The OSBP Marker has five functional regions: the N-terminal intrinsically disordered region, the PH domain, the putative central CC domain, and the FFAT motif. These five domains comprise the protein. They bridge the ER, the TGN. The NPH-FFAT construct resembles this tethering function, however it lacks ORD. OSBP is the acronym for the purified protein.

The OSBP Marker allows us to examine the role of OSBP during membrane remodeling. OSBP facilitates two lipid-transfer regions between membranes by acting as a mediator of sterol transportation. To function properly, membrane remodeling requires multiple OSBP molecular interactions. The OSBP Marker is crucial in determining whether these molecules are involved in a specific pathway. OSBP Marker can be used in many cellular processes. It has many medical, pharmaceutical, and biological applications.

OSBP has been proven to be an effective marker of ER–Golgi contact points. The loss or reduction of the protein causes an increase in PI-4P, which is primarily catabolic. Sac1 reduces the PI-4P amount in cells without OSBP. It is possible that residual OSBP could function to catabolize Pi-4P.

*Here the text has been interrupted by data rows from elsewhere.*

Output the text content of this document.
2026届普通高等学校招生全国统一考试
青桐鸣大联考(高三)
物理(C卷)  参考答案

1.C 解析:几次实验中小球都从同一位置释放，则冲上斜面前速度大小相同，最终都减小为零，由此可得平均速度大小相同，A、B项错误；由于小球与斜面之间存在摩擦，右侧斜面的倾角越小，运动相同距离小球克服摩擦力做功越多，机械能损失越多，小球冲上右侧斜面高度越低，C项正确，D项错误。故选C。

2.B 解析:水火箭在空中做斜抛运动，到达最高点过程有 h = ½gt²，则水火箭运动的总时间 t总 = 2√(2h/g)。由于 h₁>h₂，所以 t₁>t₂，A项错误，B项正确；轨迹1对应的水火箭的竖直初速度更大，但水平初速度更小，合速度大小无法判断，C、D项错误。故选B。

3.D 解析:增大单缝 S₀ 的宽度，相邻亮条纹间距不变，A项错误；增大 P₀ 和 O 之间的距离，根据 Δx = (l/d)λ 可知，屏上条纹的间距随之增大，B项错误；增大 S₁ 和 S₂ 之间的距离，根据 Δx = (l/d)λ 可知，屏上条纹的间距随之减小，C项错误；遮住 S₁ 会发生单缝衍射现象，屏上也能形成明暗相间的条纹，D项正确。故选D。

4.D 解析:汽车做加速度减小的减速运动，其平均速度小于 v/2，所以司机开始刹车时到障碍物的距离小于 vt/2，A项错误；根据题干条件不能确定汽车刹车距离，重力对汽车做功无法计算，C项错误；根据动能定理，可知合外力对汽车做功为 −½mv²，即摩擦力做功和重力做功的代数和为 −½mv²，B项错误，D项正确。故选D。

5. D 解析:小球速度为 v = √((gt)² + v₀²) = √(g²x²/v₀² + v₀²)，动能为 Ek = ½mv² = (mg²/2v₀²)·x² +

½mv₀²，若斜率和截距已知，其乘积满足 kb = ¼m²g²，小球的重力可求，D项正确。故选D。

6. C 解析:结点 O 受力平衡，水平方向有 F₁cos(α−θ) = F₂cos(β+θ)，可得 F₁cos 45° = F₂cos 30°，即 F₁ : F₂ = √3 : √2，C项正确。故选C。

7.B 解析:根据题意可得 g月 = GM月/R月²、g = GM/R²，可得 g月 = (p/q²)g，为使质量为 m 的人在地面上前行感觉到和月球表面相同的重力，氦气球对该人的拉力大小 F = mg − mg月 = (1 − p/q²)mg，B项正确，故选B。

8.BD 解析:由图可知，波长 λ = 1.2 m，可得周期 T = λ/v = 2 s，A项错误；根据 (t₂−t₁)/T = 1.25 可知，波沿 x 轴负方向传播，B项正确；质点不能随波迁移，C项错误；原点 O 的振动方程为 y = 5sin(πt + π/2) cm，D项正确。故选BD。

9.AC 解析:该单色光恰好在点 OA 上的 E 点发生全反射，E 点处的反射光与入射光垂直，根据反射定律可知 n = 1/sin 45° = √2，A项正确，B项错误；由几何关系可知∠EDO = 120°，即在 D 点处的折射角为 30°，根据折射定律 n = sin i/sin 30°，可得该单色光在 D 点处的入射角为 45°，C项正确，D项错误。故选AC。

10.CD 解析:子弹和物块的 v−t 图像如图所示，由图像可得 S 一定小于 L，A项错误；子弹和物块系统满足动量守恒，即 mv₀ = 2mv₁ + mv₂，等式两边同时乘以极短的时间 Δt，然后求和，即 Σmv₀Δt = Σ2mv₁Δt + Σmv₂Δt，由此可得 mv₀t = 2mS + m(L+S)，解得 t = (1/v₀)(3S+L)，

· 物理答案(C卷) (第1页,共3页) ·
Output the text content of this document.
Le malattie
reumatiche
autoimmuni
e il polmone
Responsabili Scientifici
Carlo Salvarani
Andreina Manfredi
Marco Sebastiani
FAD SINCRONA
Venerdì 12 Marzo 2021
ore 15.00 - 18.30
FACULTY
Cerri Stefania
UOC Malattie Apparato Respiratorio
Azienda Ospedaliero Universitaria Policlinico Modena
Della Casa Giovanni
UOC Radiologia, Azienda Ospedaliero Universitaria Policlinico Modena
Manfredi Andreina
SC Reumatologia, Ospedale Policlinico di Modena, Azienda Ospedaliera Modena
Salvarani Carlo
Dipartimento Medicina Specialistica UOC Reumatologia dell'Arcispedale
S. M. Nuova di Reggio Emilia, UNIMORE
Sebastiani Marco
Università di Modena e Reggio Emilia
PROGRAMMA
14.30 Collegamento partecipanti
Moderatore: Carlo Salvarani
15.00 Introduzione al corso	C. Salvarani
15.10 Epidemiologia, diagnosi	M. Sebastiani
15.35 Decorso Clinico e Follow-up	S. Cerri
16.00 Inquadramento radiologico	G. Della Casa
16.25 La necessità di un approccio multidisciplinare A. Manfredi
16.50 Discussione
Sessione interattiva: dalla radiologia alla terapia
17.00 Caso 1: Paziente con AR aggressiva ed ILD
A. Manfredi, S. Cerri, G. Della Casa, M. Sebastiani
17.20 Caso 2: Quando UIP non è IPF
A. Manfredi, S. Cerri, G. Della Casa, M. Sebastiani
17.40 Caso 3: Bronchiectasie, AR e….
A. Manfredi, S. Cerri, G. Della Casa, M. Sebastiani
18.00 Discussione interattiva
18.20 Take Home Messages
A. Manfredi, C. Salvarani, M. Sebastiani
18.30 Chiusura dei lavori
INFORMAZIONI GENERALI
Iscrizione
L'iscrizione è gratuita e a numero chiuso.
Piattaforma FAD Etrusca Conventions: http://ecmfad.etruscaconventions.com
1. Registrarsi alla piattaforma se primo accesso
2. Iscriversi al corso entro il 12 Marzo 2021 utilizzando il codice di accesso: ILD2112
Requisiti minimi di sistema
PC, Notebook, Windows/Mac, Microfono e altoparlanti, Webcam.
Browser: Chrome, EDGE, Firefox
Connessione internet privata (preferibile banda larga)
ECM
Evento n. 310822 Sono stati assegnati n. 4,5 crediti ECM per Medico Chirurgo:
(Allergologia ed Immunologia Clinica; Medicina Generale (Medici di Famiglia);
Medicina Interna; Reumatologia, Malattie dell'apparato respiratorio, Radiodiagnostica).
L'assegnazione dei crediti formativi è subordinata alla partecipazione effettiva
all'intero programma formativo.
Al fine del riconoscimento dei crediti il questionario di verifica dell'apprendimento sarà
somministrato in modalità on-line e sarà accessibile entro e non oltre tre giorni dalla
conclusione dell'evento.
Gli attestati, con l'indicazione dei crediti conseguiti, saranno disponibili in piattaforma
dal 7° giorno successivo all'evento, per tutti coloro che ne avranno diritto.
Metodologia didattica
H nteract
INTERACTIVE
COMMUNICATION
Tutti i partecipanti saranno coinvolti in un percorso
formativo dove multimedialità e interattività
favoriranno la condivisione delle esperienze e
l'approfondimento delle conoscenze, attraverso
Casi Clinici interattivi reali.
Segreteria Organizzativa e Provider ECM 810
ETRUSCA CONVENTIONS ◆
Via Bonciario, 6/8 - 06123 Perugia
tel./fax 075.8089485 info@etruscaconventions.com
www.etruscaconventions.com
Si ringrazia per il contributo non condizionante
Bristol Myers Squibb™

The OSBP Marker is able to reduce intermembrane differences by facilitating transfer of OSBP molecular between two membranes. OSBPs can facilitate cross-border activities which improve security and reduce corruption. This marker can be used to improve the service provided by border officials. It will result in increased security, safety and efficiency. Passenger dwell time will also be reduced. It will also speed the clearance process.

History of Steven Boster

The history of Steven Boster begins in 1993, when he developed his first product. The company quickly became China's largest catalog anti-body company and Steve was known as "the lavatory genius". He was responsible for the development of hundreds of primary antibodies for use in immunohistochemistry, molecular biology, and immunohistochemistry. Boster later invented PicoKine(tm), a proprietary ELISA platform that allowed for the creation of high-sensitivity ELISA kits.

Steve Boster, a Joliet, IL native, died June 6, 2022 following a battle with COVID-19. He was the father to Donald, Sr., David Boster, Nina Mae Hall. His mother Frances Boster of Verona, WI and his sisters Kimberly Blanton & Tammy Boster, along with his son Jonathan in Herrin IL, are his survivors.